CCSVI and epigentics

A forum to discuss Chronic Cerebrospinal Venous Insufficiency and its relationship to Multiple Sclerosis.

CCSVI and epigentics

Postby LR1234 » Fri Oct 02, 2009 6:15 am

I posted this something similar in the genes section.
I watched a programme yesterday all about epigenetics and identical twins.
They studied 2 cases where 1 twin developed Lukemia and the other didn't and in another set of twins 1 developed Type 1 diabetes and the other didn't. They concluded that the enviroment would have changed their epigenetics as they were 100% genetic clones of eachother.

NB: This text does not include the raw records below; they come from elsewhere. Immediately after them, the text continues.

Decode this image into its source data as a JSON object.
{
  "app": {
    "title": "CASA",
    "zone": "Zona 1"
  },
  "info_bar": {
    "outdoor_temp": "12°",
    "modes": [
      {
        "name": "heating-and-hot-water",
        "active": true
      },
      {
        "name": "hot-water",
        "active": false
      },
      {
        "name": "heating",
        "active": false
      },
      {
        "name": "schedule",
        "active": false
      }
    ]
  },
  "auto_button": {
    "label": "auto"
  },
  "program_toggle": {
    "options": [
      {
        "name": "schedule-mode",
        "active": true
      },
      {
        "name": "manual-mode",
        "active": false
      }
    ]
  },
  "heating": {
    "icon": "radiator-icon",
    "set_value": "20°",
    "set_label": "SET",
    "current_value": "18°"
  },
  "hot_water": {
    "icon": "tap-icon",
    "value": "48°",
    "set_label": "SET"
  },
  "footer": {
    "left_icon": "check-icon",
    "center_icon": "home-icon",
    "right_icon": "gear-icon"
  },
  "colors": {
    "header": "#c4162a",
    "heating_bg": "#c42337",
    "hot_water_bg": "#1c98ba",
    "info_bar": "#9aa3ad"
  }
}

The reason I am writing this in the CCSVI section is because that got me thinking about CCSVI as a cause for MS. I saw a study that suggested if 1 twin developed MS then the likelihood that the second twin may develop MS is about 30 percent. (if someone can get some more accurate statistics that would be great)

If CCSVI is congential then surely both identical twins would always get MS as its a mechanical problem which cannot be overcome.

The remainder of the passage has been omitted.